Because this stuff's important, okay? For some, it literally has life or death implications.
So bear with me while I rant.
On May 16, I testified at a Senate Armed Services Committee hearing. I described this above as a hearing on law and counterterrorism because I was trying to lead you into this gently, but technically, it was a hearing on the law of armed conflict, the use of military force, and the 2001 Authorization for Use of Military Force (AUMF). I know, even the description is snooze-inducing. But stay with me now. Four Pentagon representatives also offered testimony on the legal basis for U.S. targeted killings, but by the end of last week's hearing, I was more confused than ever about precisely what legal authorities the executive branch believes it possesses.
Normally, law professors thrive on confusion: We foment it in the classroom whenever possible. But while confusion is good for the law student soul, it's not so good for the executive branch of the U.S. government, and not so good for democracy or the rule of law.

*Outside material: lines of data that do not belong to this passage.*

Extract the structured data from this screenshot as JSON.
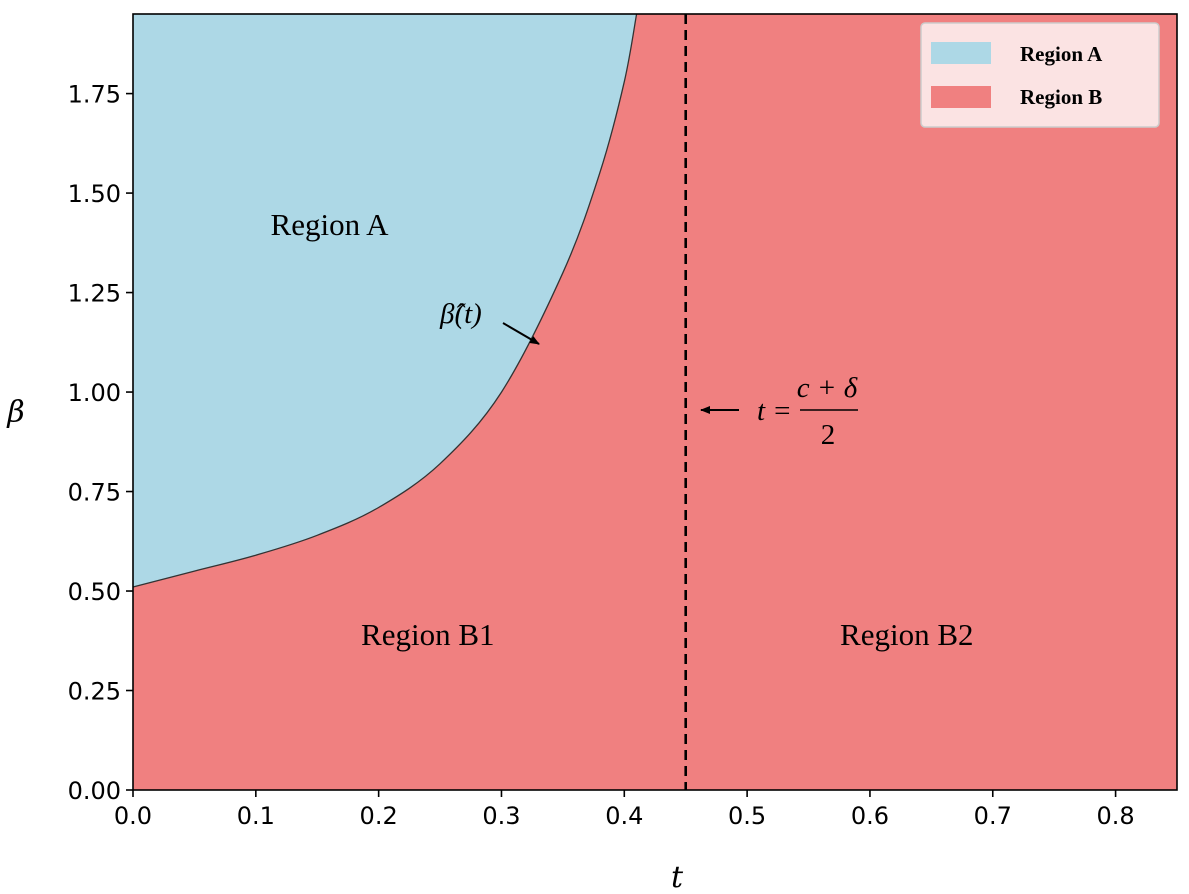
{
  "chart_data": {
    "type": "area",
    "xlabel": "t",
    "ylabel": "β",
    "xlim": [
      0,
      0.85
    ],
    "ylim": [
      0,
      1.95
    ],
    "x_ticks": [
      "0.0",
      "0.1",
      "0.2",
      "0.3",
      "0.4",
      "0.5",
      "0.6",
      "0.7",
      "0.8"
    ],
    "y_ticks": [
      "0.00",
      "0.25",
      "0.50",
      "0.75",
      "1.00",
      "1.25",
      "1.50",
      "1.75"
    ],
    "grid": false,
    "legend": {
      "placement": "top-right",
      "entries": [
        {
          "label": "Region A",
          "color": "#add8e6"
        },
        {
          "label": "Region B",
          "color": "#f08080"
        }
      ]
    },
    "boundary_curve": {
      "label": "β̂(t)",
      "x": [
        0.0,
        0.05,
        0.1,
        0.15,
        0.2,
        0.25,
        0.3,
        0.35,
        0.38,
        0.4,
        0.41
      ],
      "y": [
        0.51,
        0.55,
        0.59,
        0.64,
        0.71,
        0.82,
        1.0,
        1.3,
        1.55,
        1.78,
        1.95
      ]
    },
    "vertical_line": {
      "x": 0.45,
      "style": "dashed",
      "label_lhs": "t =",
      "label_numerator": "c + δ",
      "label_denominator": "2"
    },
    "annotations": [
      {
        "text": "Region A",
        "x": 0.16,
        "y": 1.42
      },
      {
        "text": "Region B1",
        "x": 0.24,
        "y": 0.39
      },
      {
        "text": "Region B2",
        "x": 0.63,
        "y": 0.39
      }
    ]
  }
}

Once upon a time, President Obama was a law student himself, and he later spent years lecturing at the University of Chicago Law School. He knows -- or certainly should know -- the importance of precision and clarity when it comes to the law.

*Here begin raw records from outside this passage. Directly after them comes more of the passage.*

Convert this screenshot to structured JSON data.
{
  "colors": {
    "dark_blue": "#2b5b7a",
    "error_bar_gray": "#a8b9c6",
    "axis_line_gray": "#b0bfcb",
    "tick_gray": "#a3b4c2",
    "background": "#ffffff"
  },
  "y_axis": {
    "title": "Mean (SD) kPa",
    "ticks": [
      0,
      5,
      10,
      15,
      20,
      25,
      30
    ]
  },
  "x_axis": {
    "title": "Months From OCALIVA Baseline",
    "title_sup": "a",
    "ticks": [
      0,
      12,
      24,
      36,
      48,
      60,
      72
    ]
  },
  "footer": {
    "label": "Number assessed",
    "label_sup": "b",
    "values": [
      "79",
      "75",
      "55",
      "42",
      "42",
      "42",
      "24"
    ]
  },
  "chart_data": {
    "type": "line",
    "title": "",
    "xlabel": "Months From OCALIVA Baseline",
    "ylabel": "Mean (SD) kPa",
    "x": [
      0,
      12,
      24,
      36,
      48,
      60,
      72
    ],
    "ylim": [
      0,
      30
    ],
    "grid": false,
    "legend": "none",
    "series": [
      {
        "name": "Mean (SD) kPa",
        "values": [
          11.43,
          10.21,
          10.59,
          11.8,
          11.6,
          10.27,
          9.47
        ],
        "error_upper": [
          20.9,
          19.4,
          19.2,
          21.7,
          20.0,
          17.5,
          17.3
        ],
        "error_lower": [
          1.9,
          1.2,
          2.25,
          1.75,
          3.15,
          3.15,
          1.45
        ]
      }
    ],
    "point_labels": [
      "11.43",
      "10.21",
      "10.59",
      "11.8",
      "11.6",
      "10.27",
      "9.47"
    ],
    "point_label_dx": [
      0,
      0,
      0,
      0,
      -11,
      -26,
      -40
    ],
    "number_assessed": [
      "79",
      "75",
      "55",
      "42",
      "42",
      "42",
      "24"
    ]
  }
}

On Thursday, Obama is set to give a speech at the National Defense University on U.S. counterterrorism policy. During that speech, he's widely expected to address the "legal framework under which we take action against terrorist threats, including the use of drones." It's about time. But will his remarks actually satisfy the rule-of-law concerns that I and many others have raised, or will they, like last week's Senate testimony, just increase the general sense of murk and muddle?
If President Obama were visiting my classroom, here are five questions I'd ask him.

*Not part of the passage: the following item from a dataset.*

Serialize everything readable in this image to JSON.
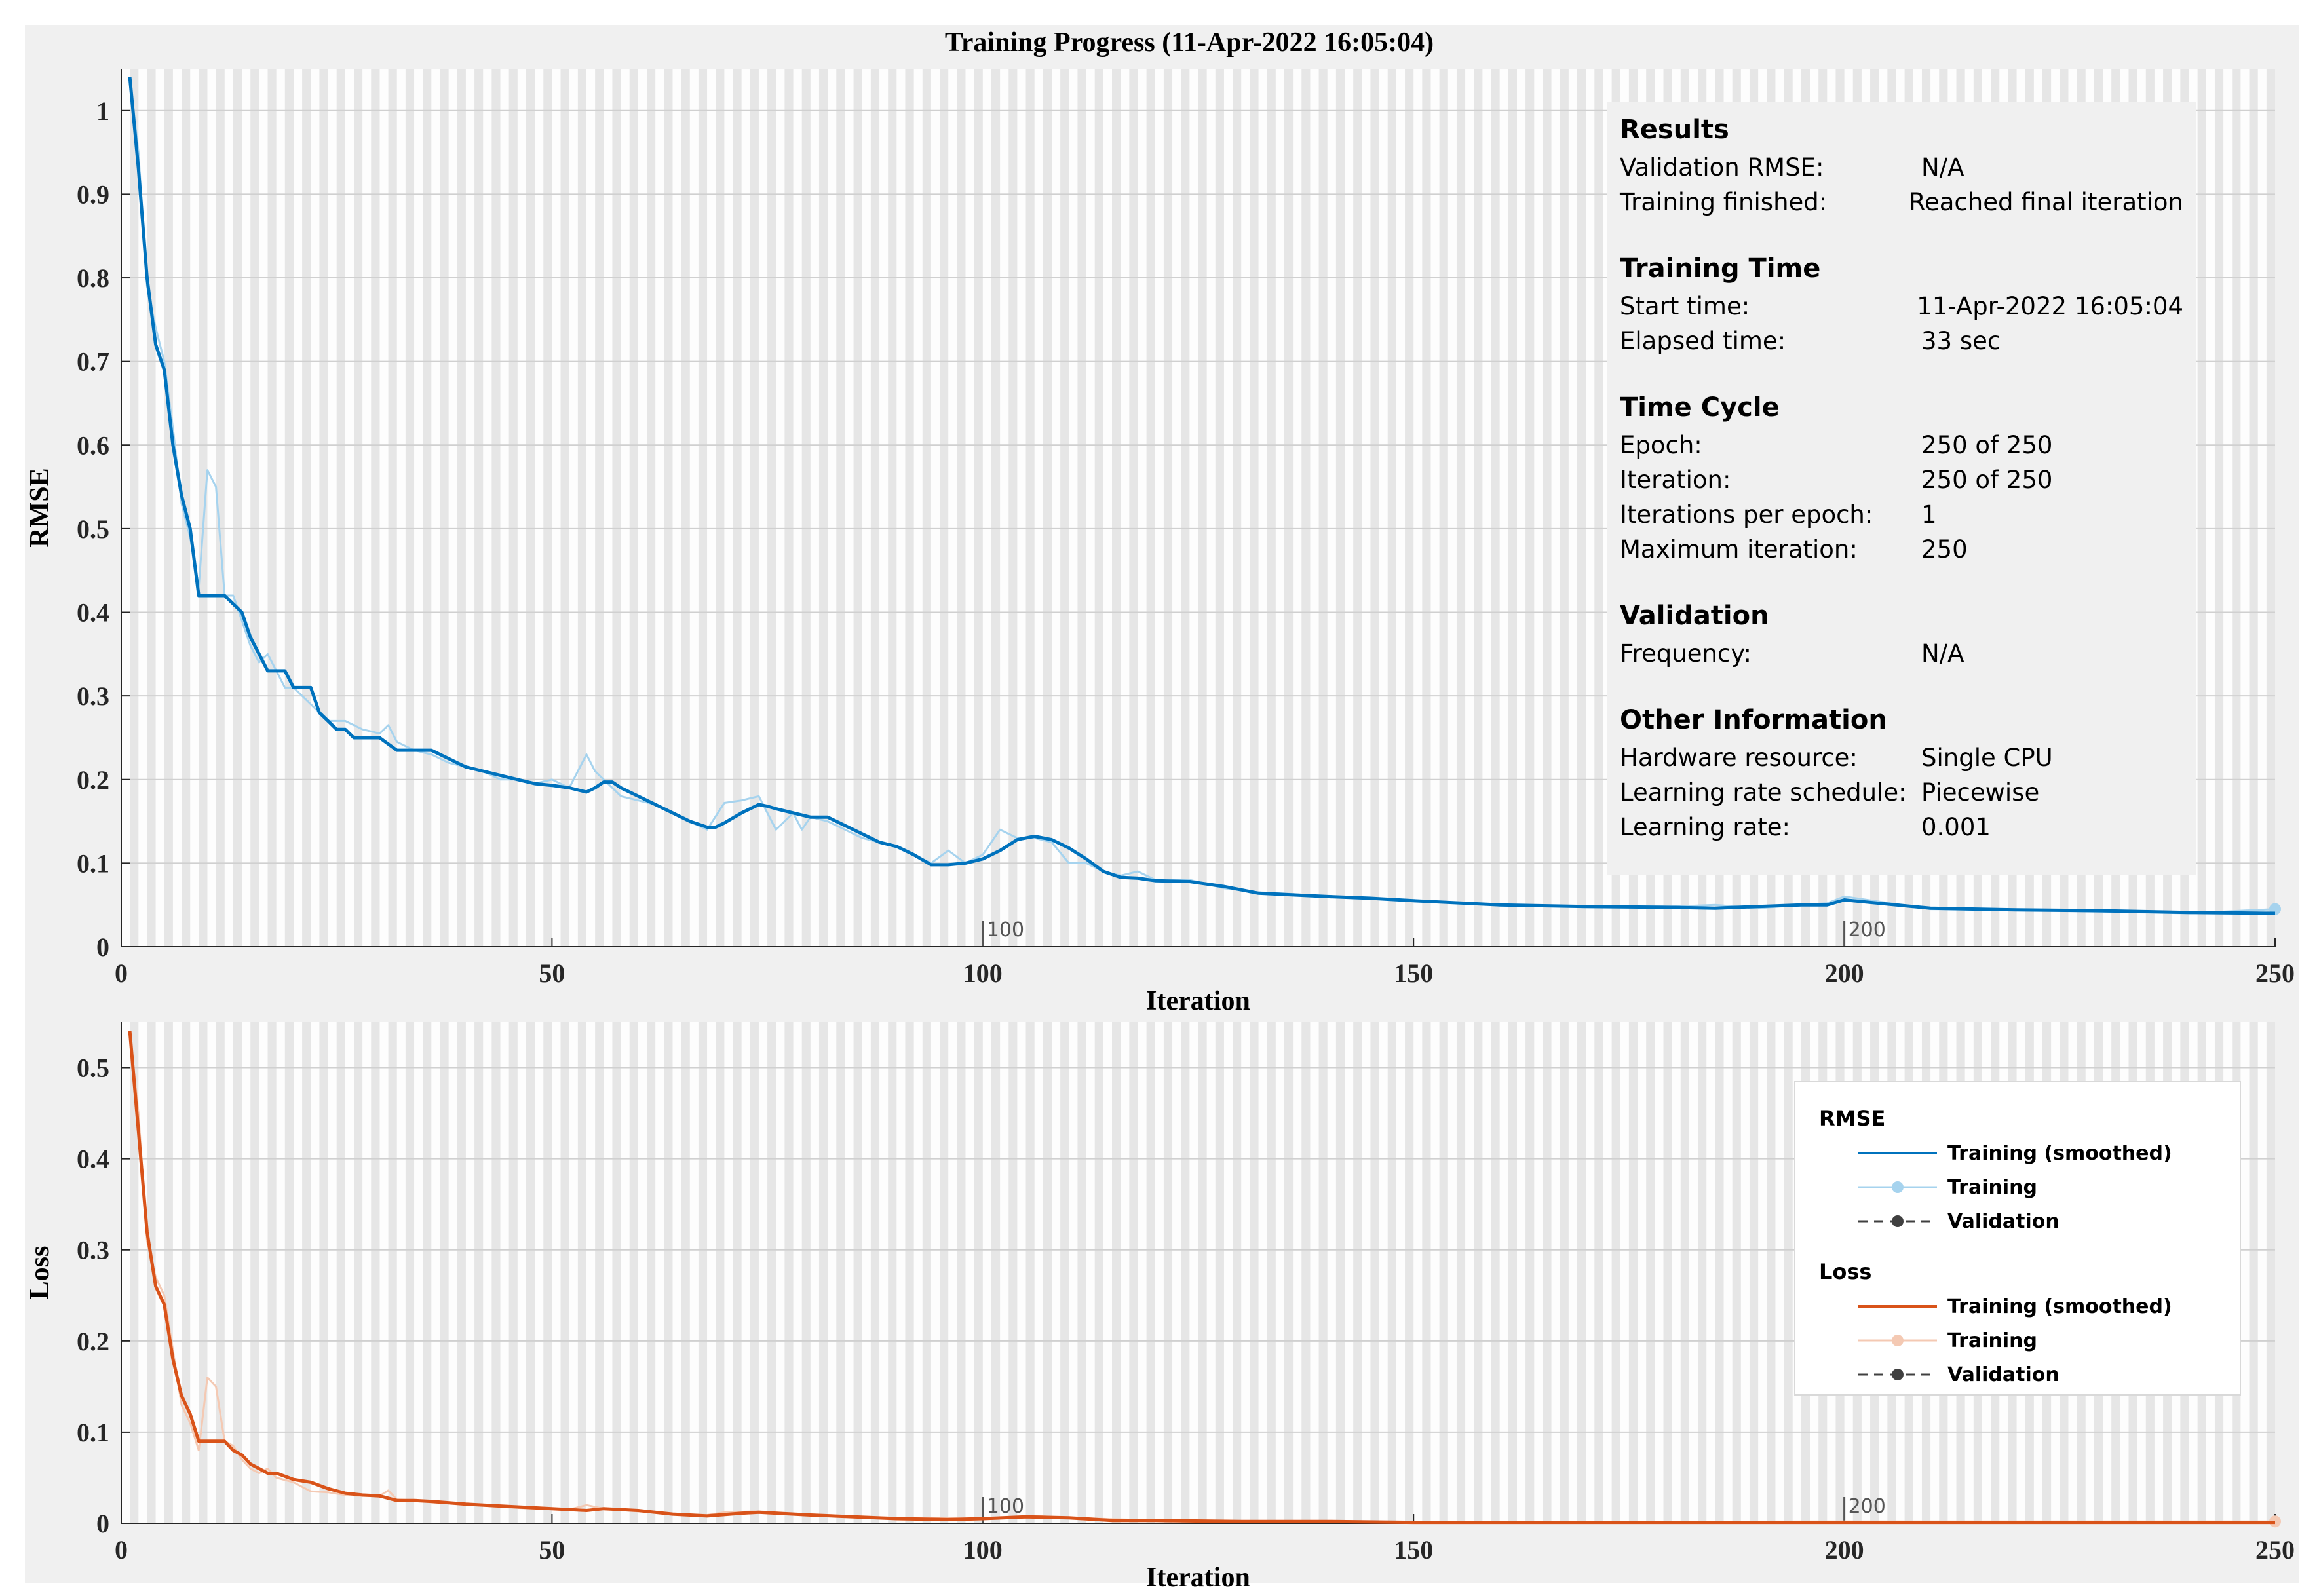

1) Mr. President, what -- if any -- limits do you believe the 2001 AUMF imposes on the use of military force, and what basis does Congress (or the public) have for evaluating whether your administration is respecting those limits?
On its face, the 2001 AUMF authorized the president to use force only against those responsible for the 9/11 attacks, and only for the purpose of preventing future attacks by such organizations against the United States. Yet the United States has reportedly used drone strikes to kill assorted "militants" and "extremists" who have no obvious link to 9/11 and no apparent likelihood of attacking the United States. (Case in point: the members of Somalia's al-Shabab.)
At last week's Senate hearing, administration representatives defended such strikes, distant as they appear to be from anything contemplated by Congress in 2001. In fact, they appeared to believe that the 2001 AUMF implicitly created an open-ended state of war that could potentially extend to al Qaeda's "associates" all around the globe. As long as the target is al Qaeda or its associates, they suggested, the president has, under the AUMF, the domestic legal authority not only to use drone strikes, but to send U.S. ground troops into combat in any country in the world without any additional authorization from Congress.
(Note: Senate hearings are matters of public record, but the full transcript currently remains behind a paywall. Sorry: Freedom isn't free! But if you're feeling really masochistic, you can watch the whole thing on video.)
Consider these exchanges:
When Sen. John McCain asked Acting DOD General Counsel Bob Taylor whether the 2001 AUMF could "be read to authorize lethal force against al Qaeda's associated forces" in countries such as Mali, Libya, and Syria, Taylor replied, "On the domestic law side, yes sir."
Sen. Lindsey Graham upped the ante: "Could we send military members into Yemen to strike against one of these organizations? Does the president have the authority to... put boots on the ground in Yemen?" Yes, Taylor responded, "Under domestic authority, he would have that authority."